Attraction de Casimir universelle entre filaments à l’échelle de la cellule

Des simulations numériques révèlent qu’une interaction à longue portée entre objets dans un fluide ionique, via les fluctuations du champ électromagnétique, joue un rôle important pour des objets filamentaires, ce qui devrait avoir des implications pour notre compréhension de l’auto-organisation des structures cellulaires.

Les fluides biologiques sont des milieux où les charges abondent, sous la forme de sels ou d’espèces moléculaires ionisées. Pourtant, il est communément admis que les interactions électromagnétiques ont une très courte portée effective dans la cellule, en raison de l’écrantage efficace des forces qu’un milieu chargé réalise à longue distance : grâce à une organisation spatiale des charges de signes opposés, le milieu apparaît à des échelles mésoscopiques comme essentiellement neutre, où les forces effectives d’origine électrostatique sont très faibles.

Dans un travail récent, une collaboration impliquant le laboratoire Gulliver, le Laboratoire Kastler Brossel et des collègues à UC Davis (USA), Jülich (Allemagne), l’EPFL de Lausanne (Suisse) et l’Université de Rio de Janeiro (Brésil) remet en question cette vision commune, ce qui pourrait avoir des conséquences importantes pour la compréhension de l’organisation des milieux biologiques à l’échelle cellulaire. En effet, les auteurs montrent via des simulations numériques que certains modes électromagnétiques pouvant se propager dans le liquide ionique (les modes transverses) ne sont pas affectés par l’écrantage. Les fluctuations de ces modes sont responsables d’une interaction à longue portée appelée force de Casimir, récemment mesurée entre deux sphères diélectriques dans de l’eau salée. Dans cette géométrie, l’interaction ne dépasse cependant l’énergie des fluctuations thermiques naturellement présentes dans le liquide que lorsque les sphères sont très proches les unes des autres.

Figure : L’énergie de liaison de Casimir |F| est représentée en fonction de la distance de séparation d (nm) entre deux filaments d’actine ayant chacun un rayon de 3 nm et une longueur de 15 μm. La valeur de |F| est exprimée en unités de l’énergie thermique kBT, et la zone où |F| < kBT est ombrée en gris. Les énergies de liaison au-dessus de la zone ombrée devraient jouer des rôles importants, ce qui est le cas des faisceaux d’actine parallèles, que l’on rencontre dans les cellules, où les filaments sont séparés de 6 nm (marqueur rouge). L’encadré montre un schéma de deux filaments (bleu) dans un faisceau d’actine parallèle. Les cross-linkers sont représentés en rouge © B. Spreng et. al. et The New Journal of Physics (licence CC-BY 3.0).

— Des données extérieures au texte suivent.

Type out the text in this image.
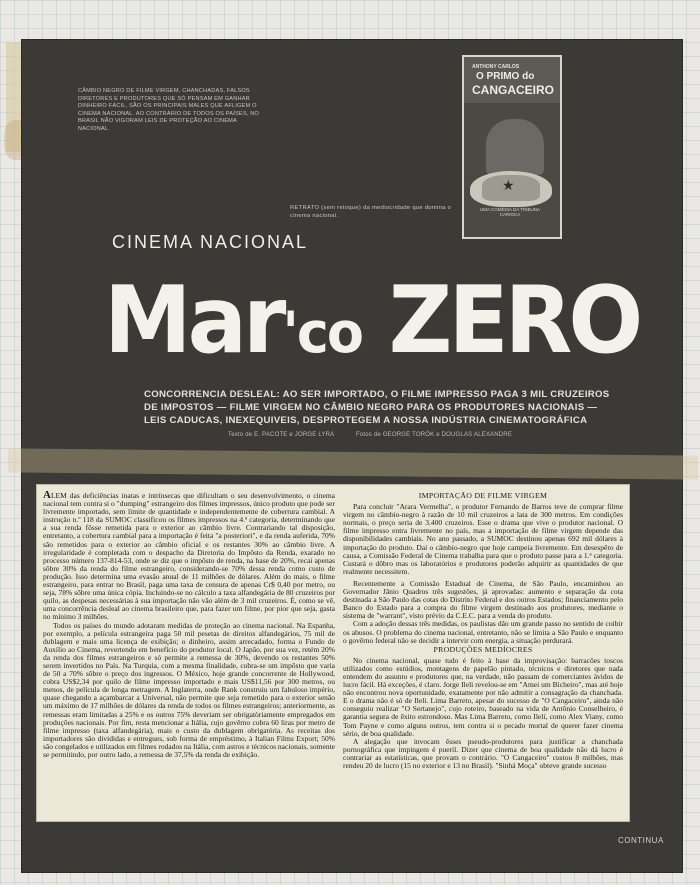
CÂMBIO NEGRO DE FILME VIRGEM, CHANCHADAS, FALSOS DIRETORES E PRODUTORES QUE SÓ PENSAM EM GANHAR DINHEIRO FÁCIL, SÃO OS PRINCIPAIS MALES QUE AFLIGEM O CINEMA NACIONAL. AO CONTRÁRIO DE TODOS OS PAÍSES, NO BRASIL NÃO VIGORAM LEIS DE PROTEÇÃO AO CINEMA NACIONAL.
ANTHONY CARLOS
O PRIMO do
CANGACEIRO
★
UMA COMÉDIA DA TRIBUNA CARIOCA
RETRATO (sem retoque) da mediocridade que domina o cinema nacional.
CINEMA NACIONAL
Mar'co ZERO
CONCORRENCIA DESLEAL: AO SER IMPORTADO, O FILME IMPRESSO PAGA 3 MIL CRUZEIROS DE IMPOSTOS — FILME VIRGEM NO CÂMBIO NEGRO PARA OS PRODUTORES NACIONAIS — LEIS CADUCAS, INEXEQUIVEIS, DESPROTEGEM A NOSSA INDÚSTRIA CINEMATOGRÁFICA
Texto de E. PACOTE e JORGE LYRA	Fotos de GEORGE TORÓK e DOUGLAS ALEXANDRE

ALEM das deficiências inatas e intrínsecas que dificultam o seu desenvolvimento, o cinema nacional tem contra si o "dumping" estrangeiro dos filmes impressos, único produto que pode ser livremente importado, sem limite de quantidade e independentemente de cobertura cambial. A instrução n.º 118 da SUMOC classificou os filmes impressos na 4.ª categoria, determinando que a sua renda fôsse remetida para o exterior ao câmbio livre. Contrariando tal disposição, entretanto, a cobertura cambial para a importação é feita "a posteriori", e da renda auferida, 70% são remetidos para o exterior ao câmbio oficial e os restantes 30% ao câmbio livre. A irregularidade é completada com o despacho da Diretoria do Impôsto da Renda, exarado no processo número 137-814-53, onde se diz que o impôsto de renda, na base de 20%, recai apenas sôbre 30% da renda do filme estrangeiro, considerando-se 70% dessa renda como custo de produção. Isso determina uma evasão anual de 11 milhões de dólares. Além do mais, o filme estrangeiro, para entrar no Brasil, paga uma taxa de censura de apenas Cr$ 0,40 por metro, ou seja, 78% sôbre uma única cópia. Incluindo-se no cálculo a taxa alfandegária de 80 cruzeiros por quilo, as despesas necessárias à sua importação não vão além de 3 mil cruzeiros. É, como se vê, uma concorrência desleal ao cinema brasileiro que, para fazer um filme, por pior que seja, gasta no mínimo 3 milhões.

Todos os países do mundo adotaram medidas de proteção ao cinema nacional. Na Espanha, por exemplo, a película estrangeira paga 50 mil pesetas de direitos alfandegários, 75 mil de dublagem e mais uma licença de exibição; o dinheiro, assim arrecadado, forma o Fundo de Auxílio ao Cinema, revertendo em benefício do produtor local. O Japão, por sua vez, retém 20% da renda dos filmes estrangeiros e só permite a remessa de 30%, devendo os restantes 50% serem invertidos no País. Na Turquia, com a mesma finalidade, cobra-se um impôsto que varia de 50 a 70% sôbre o preço dos ingressos. O México, hoje grande concorrente de Hollywood, cobra US$2,34 por quilo de filme impresso importado e mais US$11,56 por 300 metros, ou menos, de película de longa metragem. A Inglaterra, onde Rank construiu um fabuloso império, quase chegando a açambarcar a Universal, não permite que seja remetido para o exterior senão um máximo de 17 milhões de dólares da renda de todos os filmes estrangeiros; anteriormente, as remessas eram limitadas a 25% e os outros 75% deveriam ser obrigatòriamente empregados em produções nacionais. Por fim, resta mencionar a Itália, cujo govêrno cobra 60 liras por metro de filme impresso (taxa alfandegária), mais o custo da dublagem obrigatória. As receitas dos importadores são divididas e entregues, sob forma de empréstimo, à Italian Films Export; 50% são congelados e utilizados em filmes rodados na Itália, com astros e técnicos nacionais, somente se permitindo, por outro lado, a remessa de 37,5% da renda de exibição.

IMPORTAÇÃO DE FILME VIRGEM

Para concluir "Arara Vermelha", o produtor Fernando de Barros teve de comprar filme virgem no câmbio-negro à razão de 10 mil cruzeiros a lata de 300 metros. Em condições normais, o preço seria de 3.400 cruzeiros. Esse o drama que vive o produtor nacional. O filme impresso entra livremente no país, mas a importação de filme virgem depende das disponibilidades cambiais. No ano passado, a SUMOC destinou apenas 692 mil dólares à importação do produto. Daí o câmbio-negro que hoje campeia livremente. Em desespêro de causa, a Comissão Federal de Cinema trabalha para que o produto passe para a 1.ª categoria. Custará o dôbro mas os laboratórios e produtores poderão adquirir as quantidades de que realmente necessitem.

Recentemente a Comissão Estadual de Cinema, de São Paulo, encaminhou ao Governador Jânio Quadros três sugestões, já aprovadas: aumento e separação da cota destinada a São Paulo das cotas do Distrito Federal e dos outros Estados; financiamento pelo Banco do Estado para a compra do filme virgem destinado aos produtores, mediante o sistema de "warrant", visto prévio da C.E.C. para a venda do produto.

Com a adoção dessas três medidas, os paulistas dão um grande passo no sentido de coibir os abusos. O problema do cinema nacional, entretanto, não se limita a São Paulo e enquanto o govêrno federal não se decidir a intervir com energia, a situação perdurará.

PRODUÇÕES MEDÍOCRES

No cinema nacional, quase tudo é feito à base da improvisação: barracões toscos utilizados como estúdios, montagens de papelão pintado, técnicos e diretores que nada entendem do assunto e produtores que, na verdade, não passam de comerciantes ávidos de lucro fácil. Há exceções, é claro. Jorge Ileli revelou-se em "Amei um Bicheiro", mas até hoje não encontrou nova oportunidade, exatamente por não admitir a consagração da chanchada. E o drama não é só de Ileli. Lima Barreto, apesar do sucesso de "O Cangaceiro", ainda não conseguiu realizar "O Sertanejo", cujo roteiro, baseado na vida de Antônio Conselheiro, é garantia segura de êxito estrondoso. Mas Lima Barreto, como Ileli, como Alex Viany, como Tom Payne e como alguns outros, tem contra si o pecado mortal de querer fazer cinema sério, de boa qualidade.

A alegação que invocam êsses pseudo-produtores para justificar a chanchada pornográfica que impingem é pueril. Dizer que cinema de boa qualidade não dá lucro é contrariar as estatísticas, que provam o contrário. "O Cangaceiro" custou 8 milhões, mas rendeu 20 de lucro (15 no exterior e 13 no Brasil). "Sinhá Moça" obteve grande sucesso

CONTINUA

Or, ce nouvel article étudie la géométrie de deux cylindres diélectriques dans l’eau salée, et les auteurs de ce travail montrent que l’interaction de Casimir est dans ce cas proportionnelle à la longueur des cylindres, ce qui lui donne une intensité beaucoup plus grande. Ainsi, l’énergie de liaison entre deux filaments parallèles d’actine dépasse largement l’énergie des fluctuations thermiques dans une situation pertinente du point de vue biologique, à savoir lorsque ces filaments sont regroupés en faisceaux au sein de la cellule.

De plus, cette interaction présente des propriétés d’universalité car elle ne dépend pas des propriétés diélectriques détaillées des filaments et du solvant, ce qui rend les résultats de ce travail applicables dans de multiples configurations d’intérêt biologique ou physico-chimique impliquant des structures cylindriques. La longue portée des interactions de Casimir est en effet susceptible d’avoir des effets importants sur la cohésion et l’auto-assemblage des structures filamentaires dans les environnements où elles sont présentes.

Ces résultats sont publiés dans la revue New Journal of Physics.